En cette occurrence, l’élément légal de l’infraction de faux et usage de faux en écriture publique est présent au Chapitre VIII intitulé “Des Faux”. Le présent chapitre nous instruit en son article 115 du Code Pénal que la réclusion criminelle sera la peine pour tout fonctionnaire ou officier public qui dans l’exercice de sa fonction, aura commis un faux « soit par fausses signatures , soit par altération des actes, écritures ou signatures ; soit par supposition de personnes ; soit par les écritures faites ou intercalées sur des registres ou d’autres actes publics, depuis leur confection ou clôture » . A cette première disposition, vient se greffer l’article 117 qui dans le même esprit, punit de 10 ans  d’emprisonnement tout individu qui se sera rendu coupable de faux en écriture authentique et publique par « contrefaçon ou altération d’écritures ou de signature ».

ll est établi, comme le recommandent les usages du droit que la consommation d’une infraction pénale ne saurait être effective que par la réunion des éléments légal, matériel et moral. Si l’élément légal est le texte d’incrimination, l’élément matériel est un acte positif, une action contraire à la défense légale qui se traduit le plus souvent par une initiative physique qui consiste à réaliser ce que le texte pénal interdit. C’est la volonté tendue vers le résultat légal. L’élément moral, quant à lui, se définit comme la  conscience et la connaissance du caractère frauduleux de l’acte posé. Dit autrement, l’élément moral se consomme lorsqu’un agent a la volonté consciente et délibérée de commettre l’élément matériel de l’infraction.

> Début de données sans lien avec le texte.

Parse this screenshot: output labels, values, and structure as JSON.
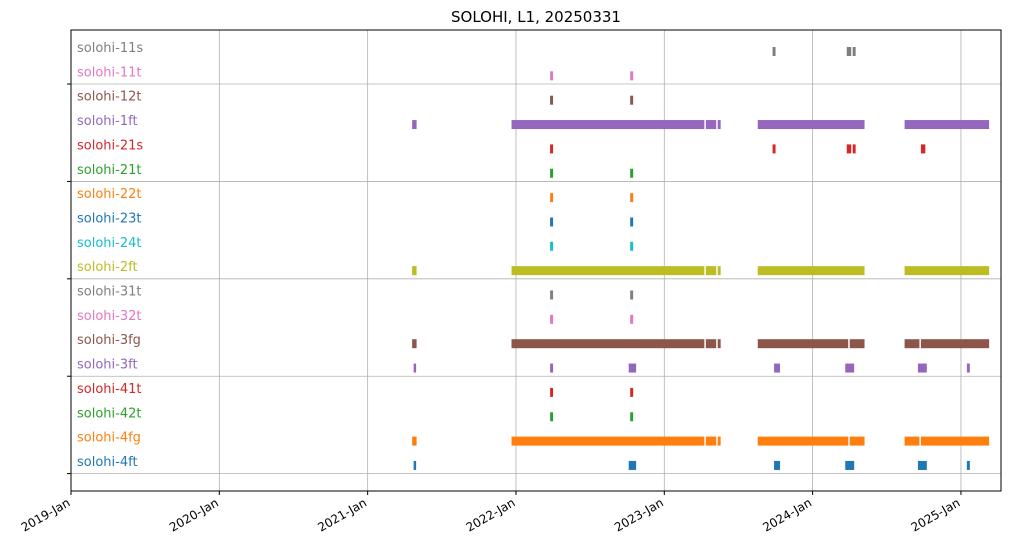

En l’espèce, l’acte circulant sur la toile porte effectivement la signature du Chef de l’Etat et est daté du 6 février 2019, comme étant réalisé à Libreville. La présence de ladite signature fait présumer l’élément matériel de l’infraction. Son élément moral s’observe ainsi  par la conscience et la connaissance par l’agent supposé de l’acte frauduleux, ayant reproduit la signature.

S’il est évident que la présente hypothèse ne s’appuie essentiellement que sur des défiances, il est irrécusable de ne pas concéder le caractère énigmatique de l’apparition abrupte de cet acte paraphé par le chef de l’exécutif.  En effet, sauf infidélité de notre mémoire, le Président de la République, depuis son passage remarqué à la cérémonie de la prestation de serment du gouvernement du 15 janvier 2018, au terme de laquelle il a regagné son pays de convalescence, n’a plus effectué de retour sur le territoire national. La presse présidentielle, nationale et internationale, comme d’ordinaire, n’a jamais communiqué sur son éventuel retour au Gabon. De plus, il semblerait ce dernier n’ait à ce jour ni signé, ni pris le décret portant promulgation de la loi de finance 2019.  En y prenant appui, comment le chef de l’Etat a donc pu parapher ces actes datés du 6 février à Libreville ?

Il est impératif pour l’exécutif, que la lumière soit faite sur cette affaire, laquelle présente toutes les configurations d’une controverse. L’impossibilité pour le gouvernement ou la Présidence de la République à justifier de la présence sur le sol gabonais du Chef de l’Etat, n’aura pour seul effet que de faire fleurir la rumeur sur la pratique au sommet de l’Etat, des actes tendant à consommer l’infraction de faux en écriture publique constitutive d’un délit pour altération frauduleuse de la vérité par l’établissement d’actes frauduleux.  

Une telle possibilité souillerait nos valeurs républicaines, remettrait en cause l’éthique et la moralité de nos gouvernants et porterait, par dessus tout, atteinte au crédit de la Nation. Au regard de l’enjeu, le gouvernement doit prendre ses responsabilités afin de lever le voile sur cette interrogation qui n’est de nature qu’à donner du Gabon, l’image d’un pays de peu de vertu. Auquel cas, au Ministère Public de se saisir de cette affaire par le moyen de la procédure inquisitoire et d’ouvrir une enquête comme le recommande les règles de procédure pénale en vigueur.